Dhalai district shares an international boundary with the Maulabibazar district of Bangladesh, which is one of the 29 districts in the country to have been badly affected by avian flu in the past few months. Sources in Agartala said a team of three officials from the Union Health Ministry and one from the Union Agriculture Ministry met Chief Minister Manik Sarkar today evening and briefed him on the outbreak and the steps required to be taken to control it.
The Government has dispatched a team of 100 people trained in bird culling to Kamalpur, where the killing of the fowl will begin tomorrow morning. Around 25,000 birds may be killed in the eight gram panchayat areas. The administration has also kept 200 teams ready for culling and procured the anti-flu virus from Delhi.
A red alert has been sounded to prohibit import of poultry from outside the state, including Bangladesh, which shares a 856-km-long porous border with Tripura. BSF personnel and special surveillance teams are keeping a close watch in the border areas.
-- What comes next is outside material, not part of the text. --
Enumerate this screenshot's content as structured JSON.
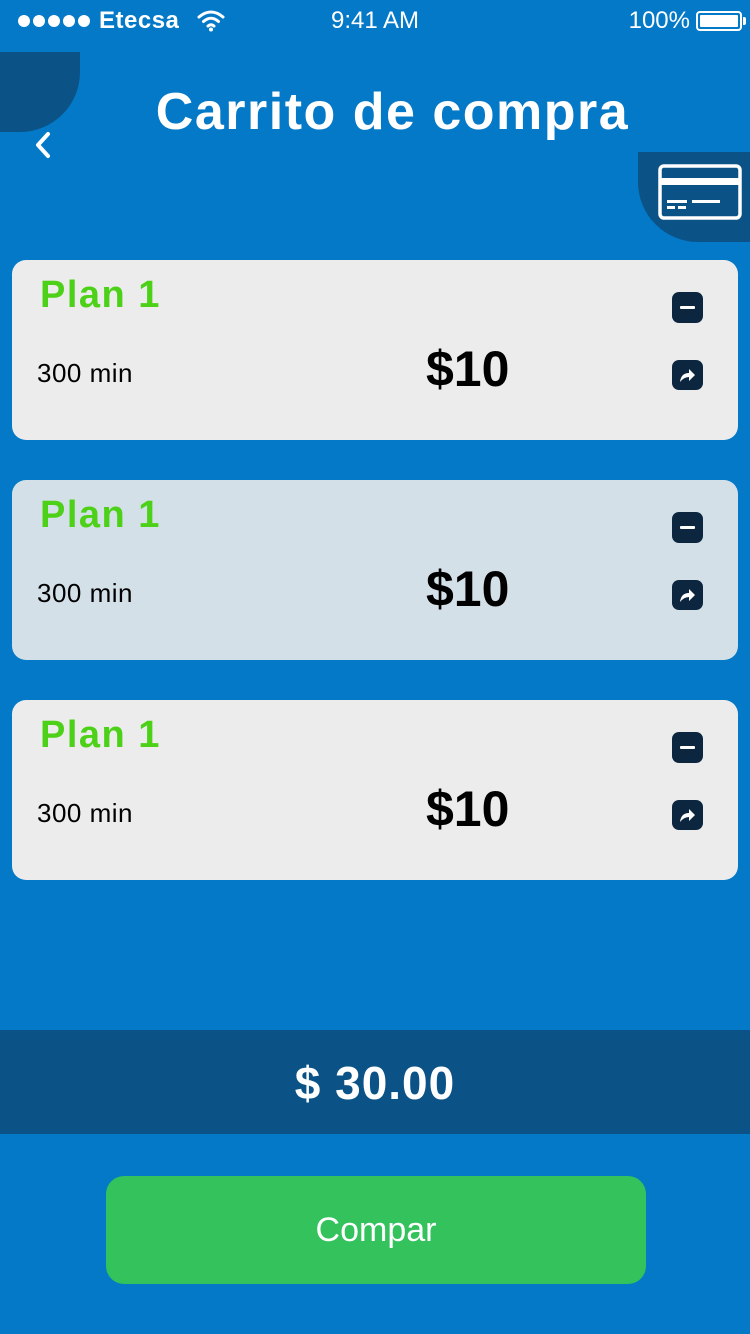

After 3,000 birds died in the space of a fortnight, the state government had sent samples of the dead poultry to the high-security Animal Disease Diagnostic Laboratory in Bhopal on Thursday. Preliminary reports which came yesterday indicated that the birds died of bird flu.
The reports of a fresh outbreak are a setback to the Government’s efforts to ensure that the virus didn’t spread to new areas. It’s been two months since the first case was reported in West Bengal and culling of birds is still continuing.
Last year, there was a bird flu outbreak in Manipur. The country’s first brush with the virus was in 2006, when a large number of birds were infected in Maharashtra.